Tina Lassek of Bellevue told regents that requiring students to get a shot or submit to weekly testing had created two classes of citizens at UNL. She said it opened the university up to a lawsuit for violating the Nuremberg Code, research ethics that arose after the prosecution of the Nazis following World War II.

HIPAA’s privacy rules protect the release of protected health information by health care providers, health insurance companies and related businesses but do not prohibit businesses, employers or schools from asking about a person’s vaccination status, a Harvard Health blog post in August said.

The Nuremburg Code applies to experimental treatments, according to a USA Today fact check. The COVID-19 vaccines currently available have gone through clinical trials and received authorization from the Food and Drug Administration.

Kathleen Kauth, a former candidate for the Omaha City Council, said the Safer Communities App was an “Orwellian” term for a vaccine passport and a violation of “our inalienable rights that are secured by our Constitution.”

Others alleged that the data on deaths attributed to COVID-19 vaccines were being hidden or that the shots are less effective than natural immunity.

Geoffrey Friesen, an associate professor of finance at UNL’s College of Business, acknowledged the university does not have a vaccine mandate but asked regents to reject “increasing pressure to mandate these vaccines without any exemptions for natural immunity, and without any real recognition for the very real benefits, but also the very real and documented risks.”

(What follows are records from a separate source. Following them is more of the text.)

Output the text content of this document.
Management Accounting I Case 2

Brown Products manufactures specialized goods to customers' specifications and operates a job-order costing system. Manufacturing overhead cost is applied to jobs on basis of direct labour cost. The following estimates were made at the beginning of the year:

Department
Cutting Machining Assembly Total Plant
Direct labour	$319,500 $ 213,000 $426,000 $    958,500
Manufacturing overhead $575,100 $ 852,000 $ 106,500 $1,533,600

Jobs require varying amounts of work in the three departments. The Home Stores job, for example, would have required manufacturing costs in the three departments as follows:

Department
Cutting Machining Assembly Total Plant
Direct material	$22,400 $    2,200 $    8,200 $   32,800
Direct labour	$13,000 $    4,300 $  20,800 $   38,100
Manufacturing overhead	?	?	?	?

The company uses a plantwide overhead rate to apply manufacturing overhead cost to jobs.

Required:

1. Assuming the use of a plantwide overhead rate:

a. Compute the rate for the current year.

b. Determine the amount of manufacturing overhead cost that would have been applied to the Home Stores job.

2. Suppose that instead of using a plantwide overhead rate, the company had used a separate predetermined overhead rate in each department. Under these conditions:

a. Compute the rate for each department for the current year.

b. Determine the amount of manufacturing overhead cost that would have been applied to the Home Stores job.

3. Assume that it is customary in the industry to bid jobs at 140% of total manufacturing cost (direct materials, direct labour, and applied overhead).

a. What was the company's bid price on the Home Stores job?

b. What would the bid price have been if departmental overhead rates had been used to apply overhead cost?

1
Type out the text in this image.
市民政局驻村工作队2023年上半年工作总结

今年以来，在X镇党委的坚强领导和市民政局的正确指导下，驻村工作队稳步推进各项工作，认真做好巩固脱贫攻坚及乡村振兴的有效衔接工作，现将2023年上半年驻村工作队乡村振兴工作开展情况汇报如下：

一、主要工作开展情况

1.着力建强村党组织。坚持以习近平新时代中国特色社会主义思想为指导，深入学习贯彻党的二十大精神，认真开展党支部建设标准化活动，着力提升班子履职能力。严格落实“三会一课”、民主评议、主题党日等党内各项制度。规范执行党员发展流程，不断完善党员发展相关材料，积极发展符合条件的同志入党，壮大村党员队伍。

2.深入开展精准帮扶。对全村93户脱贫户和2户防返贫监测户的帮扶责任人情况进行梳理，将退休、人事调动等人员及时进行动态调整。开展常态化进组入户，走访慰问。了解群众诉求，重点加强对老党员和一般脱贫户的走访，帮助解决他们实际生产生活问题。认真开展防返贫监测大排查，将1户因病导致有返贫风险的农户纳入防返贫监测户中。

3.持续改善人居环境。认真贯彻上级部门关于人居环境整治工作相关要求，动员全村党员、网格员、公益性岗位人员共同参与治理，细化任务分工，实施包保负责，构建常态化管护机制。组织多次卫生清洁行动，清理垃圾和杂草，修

Regents did not respond to any commenters, nor did they take any action with regard to vaccines, vaccine mandates or the use of the Safer Communities App at UNL.

UNL spokeswoman Deb Fiddelke said administrators have received very few complaints about the app from the almost 25,000 students enrolled at UNL this fall.

In fact, Fiddelke said UNL students have applauded the choice they’ve been given — take a vaccine or submit to a noninvasive weekly testing protocol — which has allowed life on campus to start returning to normal.

“We have taken steps to be basically back to our pre-pandemic posture as far as classes,” she said. “But we’re in the middle of a pandemic; you have to be willing to take steps to do so safely. Most of the students have been perfectly happy to follow the procedures needed to be on campus and in person.”

After Friday’s meeting, UNL Student Regent Batool Ibrahim said there have been some minor complaints about technical problems with the Safer Communities App, particularly early in its deployment, but no widespread opposition to the protocols from students.

Rather, Ibrahim said the Association of Students of the University of Nebraska has fielded some concerns about the public health situation on campus after fall break, which is Oct. 18 to 19.

UNMC Chancellor Jeffrey Gold, who has pushed to expand the state’s ability to prepare for and respond to emerging health threats around the world, sat about 15 feet away from the testifiers, listening intently as they pleaded with regents to “follow the science” on vaccines and masks.

Gold said he’s a “strong believer” in providing people with sound information and letting them make a personal health decision, but he added that misinformation and disinformation about vaccines has spread across Nebraska and the country.

“There’s no question that the vaccines aren’t perfect, there’s no question that there are reactions, there’s no question that there are serious reactions,” Gold said. “We have got to use the tools we have available, as imperfect as they may be.”